Last week Marabou looked at artists installing art or themselves as acts of subversion within the museum. Today, Marabou is thinking about subtle, but impactful gestures made within the Whitney Museum’s galleries as acts of protest. Following the revelation that Whitney Vice Chairman, Warren B. Kanders, owns the military supply company that sells the tear gas used on migrants at the US/Mexico border, artists Daniel Bejar and Sibyl Kempson took to the galleries to stand against Kanders.

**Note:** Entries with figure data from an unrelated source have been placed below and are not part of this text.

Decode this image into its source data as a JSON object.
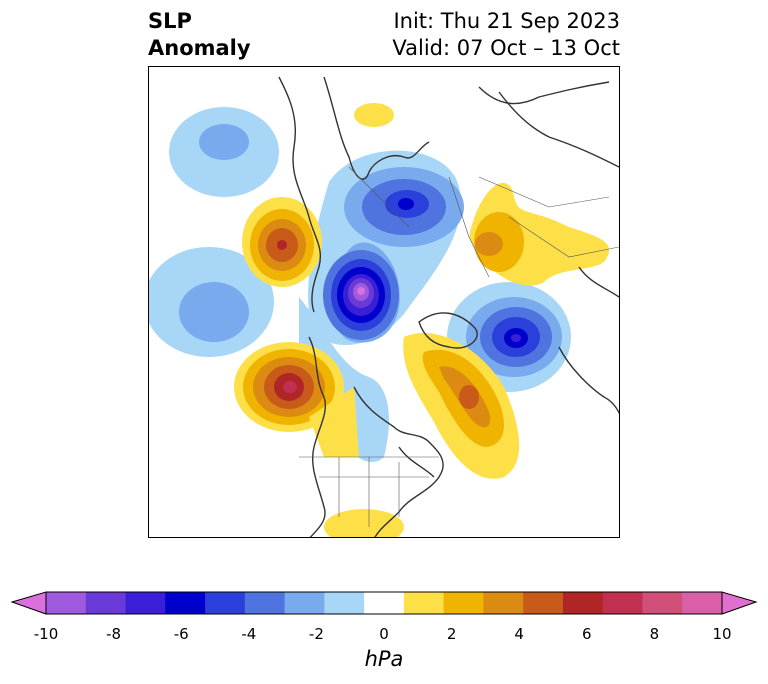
{
  "title": {
    "left_line1": "SLP",
    "left_line2": "Anomaly",
    "right_line1": "Init: Thu 21 Sep 2023",
    "right_line2": "Valid: 07 Oct – 13 Oct"
  },
  "colorbar": {
    "unit": "hPa",
    "ticks": [
      "-10",
      "-8",
      "-6",
      "-4",
      "-2",
      "0",
      "2",
      "4",
      "6",
      "8",
      "10"
    ],
    "colors": [
      "#da70de",
      "#a05ae0",
      "#6a3ad8",
      "#3a1fd6",
      "#0000cc",
      "#2b3fda",
      "#4f74e0",
      "#79aaee",
      "#a8d6f6",
      "#ffffff",
      "#fde047",
      "#f0b400",
      "#dc8b12",
      "#c85a1a",
      "#b02626",
      "#c03050",
      "#d0507a",
      "#d85fa8",
      "#e070d0"
    ],
    "extend": "both"
  },
  "colors": {
    "negative_strong": "#1a00d0",
    "negative_weak": "#a8d6f6",
    "positive_weak": "#fde047",
    "positive_strong": "#b02626",
    "coastline": "#333333"
  }
}
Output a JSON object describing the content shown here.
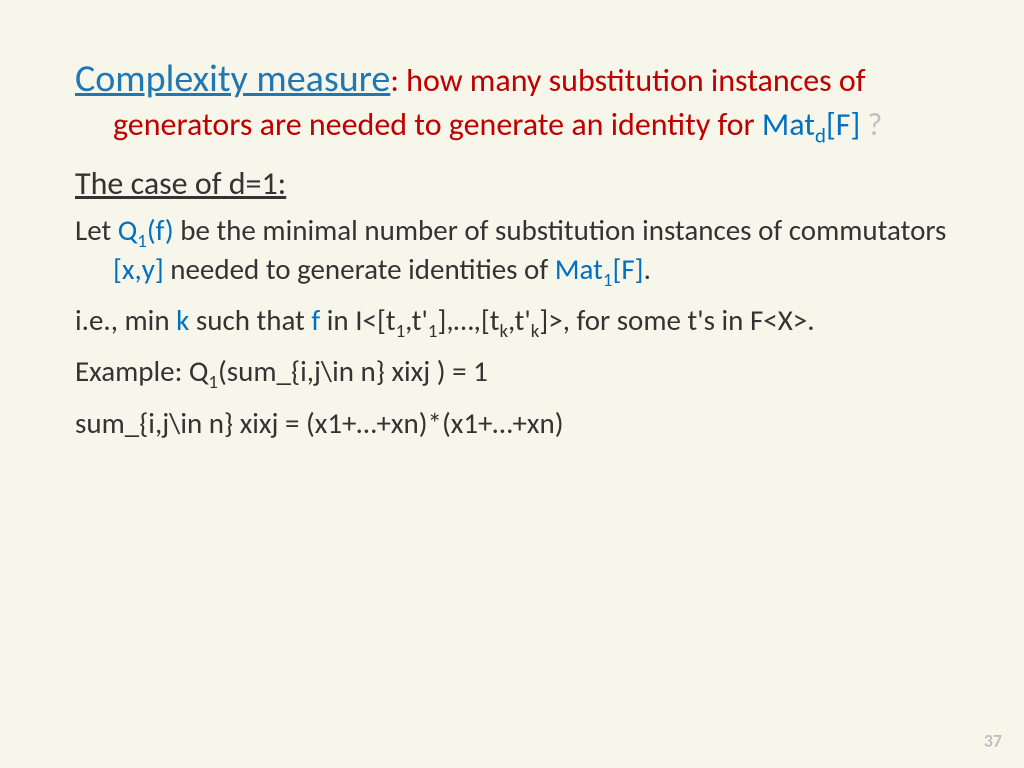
{
  "background_color": "#f7f6ea",
  "text_color": "#333333",
  "colors": {
    "blue": "#0070c0",
    "red": "#c00000",
    "gray": "#bfbfbf",
    "link_blue": "#1f77b4"
  },
  "font_family": "Calibri",
  "title": {
    "heading": "Complexity measure",
    "rest_before": ": how many substitution instances of generators are needed to generate an identity for ",
    "mat": "Mat",
    "mat_sub": "d",
    "mat_after": "[F] ",
    "qmark": "?",
    "heading_fontsize": 38,
    "rest_fontsize": 32
  },
  "subhead": {
    "text": "The case of d=1:",
    "fontsize": 32
  },
  "p1": {
    "a": "Let ",
    "q": "Q",
    "q_sub": "1",
    "q_after": "(f) ",
    "b": "be the minimal number of substitution instances of commutators ",
    "xy": "[x,y] ",
    "c": "needed to generate identities of ",
    "mat": "Mat",
    "mat_sub": "1",
    "mat_after": "[F]",
    "dot": "."
  },
  "p2": {
    "a": "i.e., min ",
    "k": "k ",
    "b": "such that ",
    "f": "f ",
    "c": "in I<[t",
    "s1": "1",
    "d": ",t'",
    "s2": "1",
    "e": "],…,[t",
    "s3": "k",
    "g": ",t'",
    "s4": "k",
    "h": "]>, for some t's in F<X>."
  },
  "p3": {
    "a": "Example: Q",
    "s1": "1",
    "b": "(sum_{i,j\\in n} xixj ) = 1"
  },
  "p4": {
    "a": "sum_{i,j\\in n} xixj = (x1+…+xn)*(x1+…+xn)"
  },
  "page_number": "37",
  "body_fontsize": 29
}
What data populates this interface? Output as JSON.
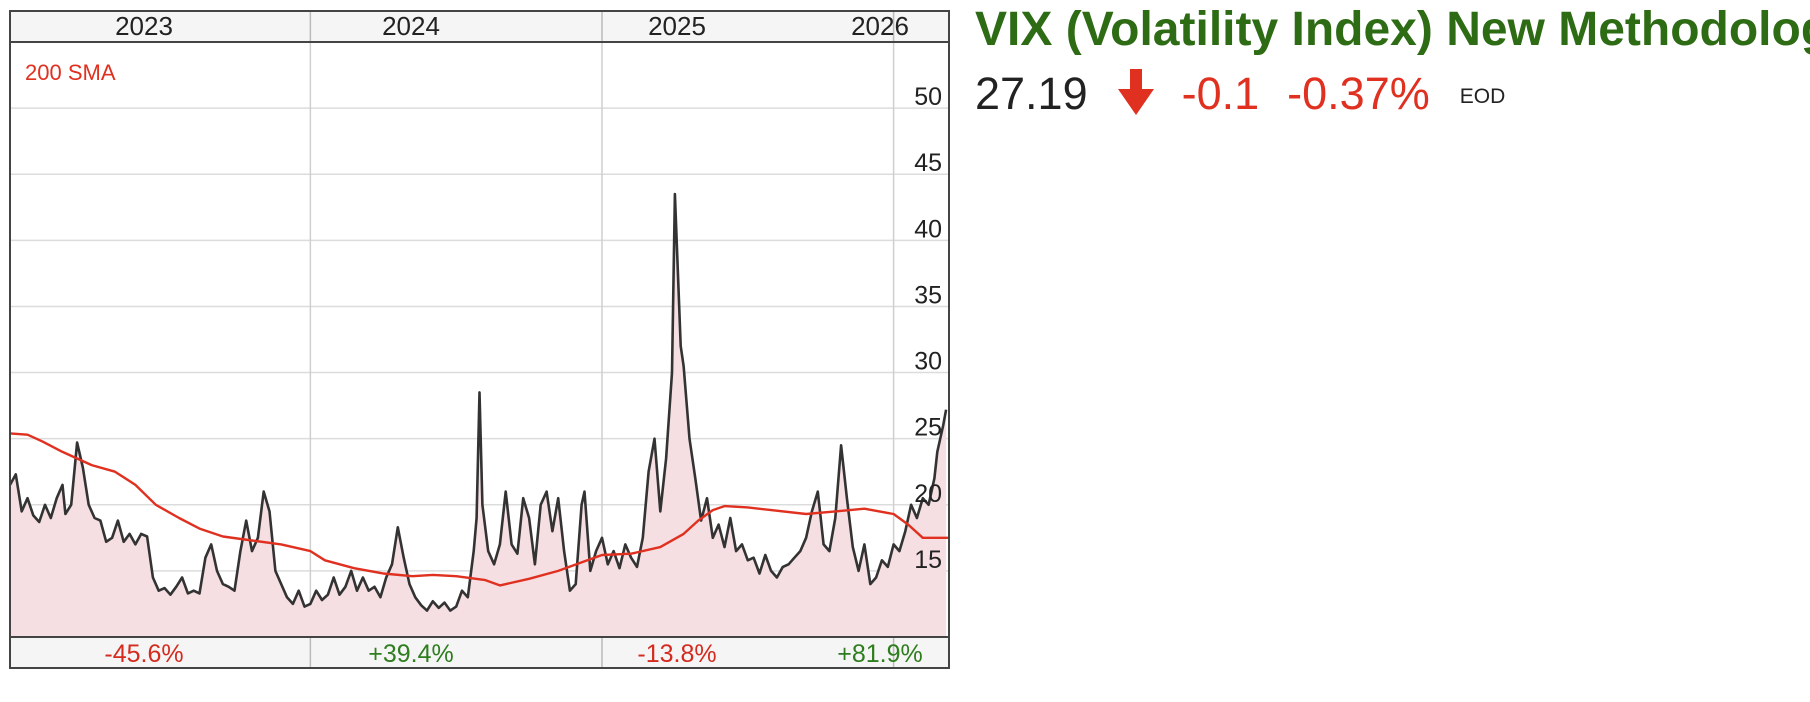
{
  "quote": {
    "title": "VIX (Volatility Index) New Methodology",
    "price": "27.19",
    "direction_icon": "arrow-down-icon",
    "change": "-0.1",
    "change_pct": "-0.37%",
    "session": "EOD",
    "negative_color": "#e03020",
    "title_color": "#2e6b15"
  },
  "chart_data": {
    "type": "line",
    "years": [
      "2023",
      "2024",
      "2025",
      "2026"
    ],
    "yearly_change": [
      "-45.6%",
      "+39.4%",
      "-13.8%",
      "+81.9%"
    ],
    "yearly_change_colors": [
      "#d42b1e",
      "#2e7d1e",
      "#d42b1e",
      "#2e7d1e"
    ],
    "ylim": [
      10,
      55
    ],
    "yticks": [
      15,
      20,
      25,
      30,
      35,
      40,
      45,
      50
    ],
    "xlim": [
      2022.97,
      2026.19
    ],
    "grid": true,
    "legend": "top-left",
    "series": [
      {
        "name": "200 SMA",
        "color": "#e03020",
        "points": [
          [
            2022.97,
            25.4
          ],
          [
            2023.03,
            25.3
          ],
          [
            2023.08,
            24.8
          ],
          [
            2023.15,
            24.0
          ],
          [
            2023.25,
            23.0
          ],
          [
            2023.33,
            22.5
          ],
          [
            2023.4,
            21.5
          ],
          [
            2023.47,
            20.0
          ],
          [
            2023.55,
            19.0
          ],
          [
            2023.62,
            18.2
          ],
          [
            2023.7,
            17.6
          ],
          [
            2023.8,
            17.3
          ],
          [
            2023.9,
            17.0
          ],
          [
            2024.0,
            16.5
          ],
          [
            2024.05,
            15.8
          ],
          [
            2024.15,
            15.2
          ],
          [
            2024.25,
            14.8
          ],
          [
            2024.35,
            14.6
          ],
          [
            2024.42,
            14.7
          ],
          [
            2024.5,
            14.6
          ],
          [
            2024.6,
            14.3
          ],
          [
            2024.65,
            13.9
          ],
          [
            2024.75,
            14.4
          ],
          [
            2024.85,
            15.0
          ],
          [
            2024.95,
            15.8
          ],
          [
            2025.0,
            16.2
          ],
          [
            2025.1,
            16.3
          ],
          [
            2025.2,
            16.8
          ],
          [
            2025.28,
            17.8
          ],
          [
            2025.33,
            18.8
          ],
          [
            2025.38,
            19.6
          ],
          [
            2025.42,
            19.9
          ],
          [
            2025.5,
            19.8
          ],
          [
            2025.58,
            19.6
          ],
          [
            2025.7,
            19.3
          ],
          [
            2025.8,
            19.5
          ],
          [
            2025.9,
            19.7
          ],
          [
            2026.0,
            19.3
          ],
          [
            2026.05,
            18.5
          ],
          [
            2026.1,
            17.5
          ],
          [
            2026.19,
            17.5
          ]
        ]
      },
      {
        "name": "VIX",
        "color": "#333333",
        "fill": "#f6dfe3",
        "points": [
          [
            2022.97,
            21.5
          ],
          [
            2022.99,
            22.3
          ],
          [
            2023.01,
            19.5
          ],
          [
            2023.03,
            20.5
          ],
          [
            2023.05,
            19.2
          ],
          [
            2023.07,
            18.7
          ],
          [
            2023.09,
            20.0
          ],
          [
            2023.11,
            19.0
          ],
          [
            2023.13,
            20.5
          ],
          [
            2023.15,
            21.5
          ],
          [
            2023.16,
            19.3
          ],
          [
            2023.18,
            20.0
          ],
          [
            2023.2,
            24.7
          ],
          [
            2023.22,
            22.8
          ],
          [
            2023.24,
            20.0
          ],
          [
            2023.26,
            19.0
          ],
          [
            2023.28,
            18.8
          ],
          [
            2023.3,
            17.2
          ],
          [
            2023.32,
            17.5
          ],
          [
            2023.34,
            18.8
          ],
          [
            2023.36,
            17.2
          ],
          [
            2023.38,
            17.8
          ],
          [
            2023.4,
            17.0
          ],
          [
            2023.42,
            17.8
          ],
          [
            2023.44,
            17.6
          ],
          [
            2023.46,
            14.5
          ],
          [
            2023.48,
            13.5
          ],
          [
            2023.5,
            13.7
          ],
          [
            2023.52,
            13.2
          ],
          [
            2023.54,
            13.8
          ],
          [
            2023.56,
            14.5
          ],
          [
            2023.58,
            13.3
          ],
          [
            2023.6,
            13.5
          ],
          [
            2023.62,
            13.3
          ],
          [
            2023.64,
            16.0
          ],
          [
            2023.66,
            17.0
          ],
          [
            2023.68,
            15.0
          ],
          [
            2023.7,
            14.0
          ],
          [
            2023.72,
            13.8
          ],
          [
            2023.74,
            13.5
          ],
          [
            2023.76,
            16.5
          ],
          [
            2023.78,
            18.8
          ],
          [
            2023.8,
            16.5
          ],
          [
            2023.82,
            17.5
          ],
          [
            2023.84,
            21.0
          ],
          [
            2023.86,
            19.5
          ],
          [
            2023.88,
            15.0
          ],
          [
            2023.9,
            14.0
          ],
          [
            2023.92,
            13.0
          ],
          [
            2023.94,
            12.5
          ],
          [
            2023.96,
            13.5
          ],
          [
            2023.98,
            12.3
          ],
          [
            2024.0,
            12.5
          ],
          [
            2024.02,
            13.5
          ],
          [
            2024.04,
            12.8
          ],
          [
            2024.06,
            13.2
          ],
          [
            2024.08,
            14.5
          ],
          [
            2024.1,
            13.2
          ],
          [
            2024.12,
            13.8
          ],
          [
            2024.14,
            15.0
          ],
          [
            2024.16,
            13.5
          ],
          [
            2024.18,
            14.5
          ],
          [
            2024.2,
            13.5
          ],
          [
            2024.22,
            13.8
          ],
          [
            2024.24,
            13.0
          ],
          [
            2024.26,
            14.5
          ],
          [
            2024.28,
            15.5
          ],
          [
            2024.3,
            18.3
          ],
          [
            2024.32,
            16.0
          ],
          [
            2024.34,
            14.0
          ],
          [
            2024.36,
            13.0
          ],
          [
            2024.38,
            12.4
          ],
          [
            2024.4,
            12.0
          ],
          [
            2024.42,
            12.7
          ],
          [
            2024.44,
            12.2
          ],
          [
            2024.46,
            12.6
          ],
          [
            2024.48,
            12.0
          ],
          [
            2024.5,
            12.3
          ],
          [
            2024.52,
            13.5
          ],
          [
            2024.54,
            13.0
          ],
          [
            2024.56,
            16.5
          ],
          [
            2024.57,
            19.0
          ],
          [
            2024.58,
            28.5
          ],
          [
            2024.59,
            20.0
          ],
          [
            2024.61,
            16.5
          ],
          [
            2024.63,
            15.5
          ],
          [
            2024.65,
            17.0
          ],
          [
            2024.67,
            21.0
          ],
          [
            2024.69,
            17.0
          ],
          [
            2024.71,
            16.3
          ],
          [
            2024.73,
            20.5
          ],
          [
            2024.75,
            19.0
          ],
          [
            2024.77,
            15.5
          ],
          [
            2024.79,
            20.0
          ],
          [
            2024.81,
            21.0
          ],
          [
            2024.83,
            18.0
          ],
          [
            2024.85,
            20.5
          ],
          [
            2024.87,
            16.5
          ],
          [
            2024.89,
            13.5
          ],
          [
            2024.91,
            14.0
          ],
          [
            2024.93,
            20.0
          ],
          [
            2024.94,
            21.0
          ],
          [
            2024.96,
            15.0
          ],
          [
            2024.98,
            16.5
          ],
          [
            2025.0,
            17.5
          ],
          [
            2025.02,
            15.5
          ],
          [
            2025.04,
            16.5
          ],
          [
            2025.06,
            15.2
          ],
          [
            2025.08,
            17.0
          ],
          [
            2025.1,
            16.0
          ],
          [
            2025.12,
            15.3
          ],
          [
            2025.14,
            17.5
          ],
          [
            2025.16,
            22.5
          ],
          [
            2025.18,
            25.0
          ],
          [
            2025.2,
            19.5
          ],
          [
            2025.22,
            23.5
          ],
          [
            2025.24,
            30.0
          ],
          [
            2025.25,
            43.5
          ],
          [
            2025.27,
            32.0
          ],
          [
            2025.28,
            30.5
          ],
          [
            2025.3,
            25.0
          ],
          [
            2025.32,
            22.0
          ],
          [
            2025.34,
            18.8
          ],
          [
            2025.36,
            20.5
          ],
          [
            2025.38,
            17.5
          ],
          [
            2025.4,
            18.5
          ],
          [
            2025.42,
            16.8
          ],
          [
            2025.44,
            19.0
          ],
          [
            2025.46,
            16.5
          ],
          [
            2025.48,
            17.0
          ],
          [
            2025.5,
            15.8
          ],
          [
            2025.52,
            16.0
          ],
          [
            2025.54,
            14.8
          ],
          [
            2025.56,
            16.2
          ],
          [
            2025.58,
            15.0
          ],
          [
            2025.6,
            14.5
          ],
          [
            2025.62,
            15.3
          ],
          [
            2025.64,
            15.5
          ],
          [
            2025.66,
            16.0
          ],
          [
            2025.68,
            16.5
          ],
          [
            2025.7,
            17.5
          ],
          [
            2025.72,
            19.5
          ],
          [
            2025.74,
            21.0
          ],
          [
            2025.76,
            17.0
          ],
          [
            2025.78,
            16.5
          ],
          [
            2025.8,
            19.0
          ],
          [
            2025.82,
            24.5
          ],
          [
            2025.84,
            20.5
          ],
          [
            2025.86,
            16.8
          ],
          [
            2025.88,
            15.0
          ],
          [
            2025.9,
            17.0
          ],
          [
            2025.92,
            14.0
          ],
          [
            2025.94,
            14.5
          ],
          [
            2025.96,
            15.8
          ],
          [
            2025.98,
            15.3
          ],
          [
            2026.0,
            17.0
          ],
          [
            2026.02,
            16.5
          ],
          [
            2026.04,
            18.0
          ],
          [
            2026.06,
            20.0
          ],
          [
            2026.08,
            19.0
          ],
          [
            2026.1,
            20.5
          ],
          [
            2026.12,
            20.0
          ],
          [
            2026.14,
            22.0
          ],
          [
            2026.15,
            24.0
          ],
          [
            2026.17,
            26.0
          ],
          [
            2026.18,
            27.19
          ]
        ]
      }
    ]
  }
}
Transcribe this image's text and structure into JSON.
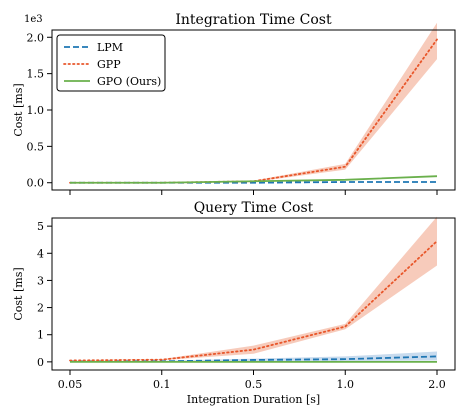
{
  "chart_data": [
    {
      "type": "line",
      "title": "Integration Time Cost",
      "xlabel": "",
      "ylabel": "Cost [ms]",
      "y_scale_label": "1e3",
      "x": [
        "0.05",
        "0.1",
        "0.5",
        "1.0",
        "2.0"
      ],
      "ylim": [
        -0.1,
        2.1
      ],
      "yticks": [
        "0.0",
        "0.5",
        "1.0",
        "1.5",
        "2.0"
      ],
      "ytick_values": [
        0,
        0.5,
        1.0,
        1.5,
        2.0
      ],
      "grid": false,
      "legend_position": "top-left",
      "series": [
        {
          "name": "LPM",
          "values": [
            0.0,
            0.0,
            0.0,
            0.01,
            0.01
          ],
          "lower": [
            0.0,
            0.0,
            0.0,
            0.01,
            0.01
          ],
          "upper": [
            0.0,
            0.0,
            0.0,
            0.01,
            0.01
          ],
          "color": "#1f77b4",
          "style": "dashed"
        },
        {
          "name": "GPP",
          "values": [
            0.0,
            0.0,
            0.02,
            0.22,
            1.97
          ],
          "lower": [
            0.0,
            0.0,
            0.01,
            0.18,
            1.7
          ],
          "upper": [
            0.0,
            0.0,
            0.03,
            0.26,
            2.2
          ],
          "color": "#e8562a",
          "band_color": "#f4b9a4",
          "style": "dotted"
        },
        {
          "name": "GPO (Ours)",
          "values": [
            0.0,
            0.0,
            0.02,
            0.04,
            0.09
          ],
          "lower": [
            0.0,
            0.0,
            0.02,
            0.04,
            0.09
          ],
          "upper": [
            0.0,
            0.0,
            0.02,
            0.04,
            0.09
          ],
          "color": "#6ab04c",
          "style": "solid"
        }
      ]
    },
    {
      "type": "line",
      "title": "Query Time Cost",
      "xlabel": "Integration Duration [s]",
      "ylabel": "Cost [ms]",
      "x": [
        "0.05",
        "0.1",
        "0.5",
        "1.0",
        "2.0"
      ],
      "ylim": [
        -0.3,
        5.3
      ],
      "yticks": [
        "0",
        "1",
        "2",
        "3",
        "4",
        "5"
      ],
      "ytick_values": [
        0,
        1,
        2,
        3,
        4,
        5
      ],
      "grid": false,
      "series": [
        {
          "name": "LPM",
          "values": [
            0.01,
            0.02,
            0.07,
            0.1,
            0.2
          ],
          "lower": [
            0.0,
            0.0,
            0.02,
            0.03,
            0.05
          ],
          "upper": [
            0.02,
            0.04,
            0.12,
            0.2,
            0.38
          ],
          "color": "#1f77b4",
          "band_color": "#b6cfe8",
          "style": "dashed"
        },
        {
          "name": "GPP",
          "values": [
            0.05,
            0.08,
            0.45,
            1.3,
            4.45
          ],
          "lower": [
            0.04,
            0.06,
            0.3,
            1.2,
            3.55
          ],
          "upper": [
            0.06,
            0.1,
            0.6,
            1.4,
            5.35
          ],
          "color": "#e8562a",
          "band_color": "#f4b9a4",
          "style": "dotted"
        },
        {
          "name": "GPO (Ours)",
          "values": [
            0.0,
            0.0,
            0.0,
            0.0,
            0.0
          ],
          "lower": [
            0.0,
            0.0,
            0.0,
            0.0,
            0.0
          ],
          "upper": [
            0.0,
            0.0,
            0.0,
            0.0,
            0.0
          ],
          "color": "#6ab04c",
          "style": "solid"
        }
      ]
    }
  ]
}
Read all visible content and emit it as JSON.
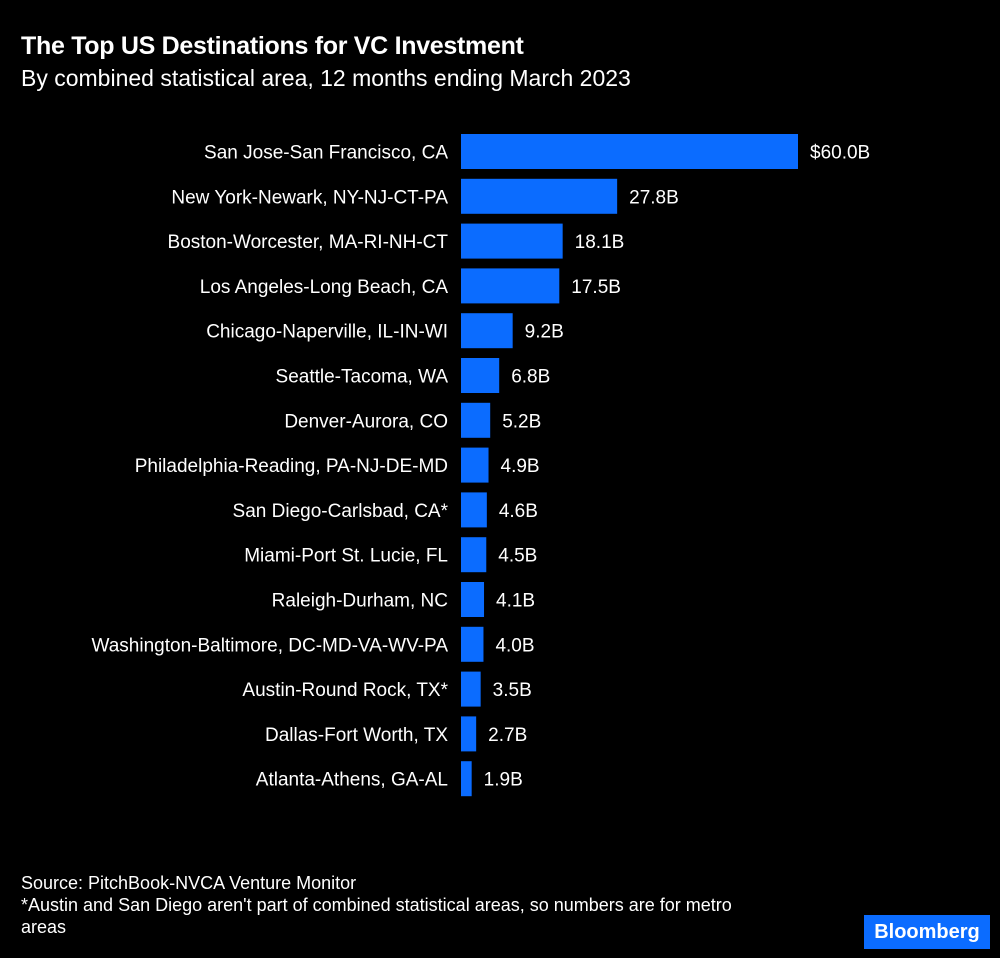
{
  "chart_data": {
    "type": "bar",
    "orientation": "horizontal",
    "title": "The Top US Destinations for VC Investment",
    "subtitle": "By combined statistical area, 12 months ending March 2023",
    "categories": [
      "San Jose-San Francisco, CA",
      "New York-Newark, NY-NJ-CT-PA",
      "Boston-Worcester, MA-RI-NH-CT",
      "Los Angeles-Long Beach, CA",
      "Chicago-Naperville, IL-IN-WI",
      "Seattle-Tacoma, WA",
      "Denver-Aurora, CO",
      "Philadelphia-Reading, PA-NJ-DE-MD",
      "San Diego-Carlsbad, CA*",
      "Miami-Port St. Lucie, FL",
      "Raleigh-Durham, NC",
      "Washington-Baltimore, DC-MD-VA-WV-PA",
      "Austin-Round Rock, TX*",
      "Dallas-Fort Worth, TX",
      "Atlanta-Athens, GA-AL"
    ],
    "values": [
      60.0,
      27.8,
      18.1,
      17.5,
      9.2,
      6.8,
      5.2,
      4.9,
      4.6,
      4.5,
      4.1,
      4.0,
      3.5,
      2.7,
      1.9
    ],
    "data_labels": [
      "$60.0B",
      "27.8B",
      "18.1B",
      "17.5B",
      "9.2B",
      "6.8B",
      "5.2B",
      "4.9B",
      "4.6B",
      "4.5B",
      "4.1B",
      "4.0B",
      "3.5B",
      "2.7B",
      "1.9B"
    ],
    "unit": "billion USD",
    "xlim": [
      0,
      60
    ],
    "grid": false,
    "bar_color": "#0b6cff",
    "background": "#000000"
  },
  "footer": {
    "source": "Source: PitchBook-NVCA Venture Monitor",
    "note": "*Austin and San Diego aren't part of combined statistical areas, so numbers are for metro areas"
  },
  "logo": "Bloomberg"
}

Bejar explained in a Dec 9 Instagram post, “In response to the explicit connection between these known injustices and arts funding, I organized these interventions at @whitneymuseum wearing T-shirts with @safarilandgroup subsidiary tear gas company’s slogan ‘Less Lethal Solutions’.” Bejar and others walked around the Whitney in the T-shirts, spreading awareness and piquing interest of visitors who may not know about the Kanders situation.
Kempson had a three-year performance project at the Whitney called “12 Shouts to the Ten Forgotten Heavens.” Art Net reported that in the project’s last weeks she used her presence in the museum to show solidarity in the protest against Kanders and inform visitors by distributing posters created by Decolonize This Place for the Dec. 9th protest. Kempson exemplifies an artist who used her residency as more than a showcase for her art, but also as a platform to voice institutional critique.
Bejar and Kempson show us that critique of the museum is possible through many different mediums and methods. Marabou encourages us to think of creative ways to express what change we want to see.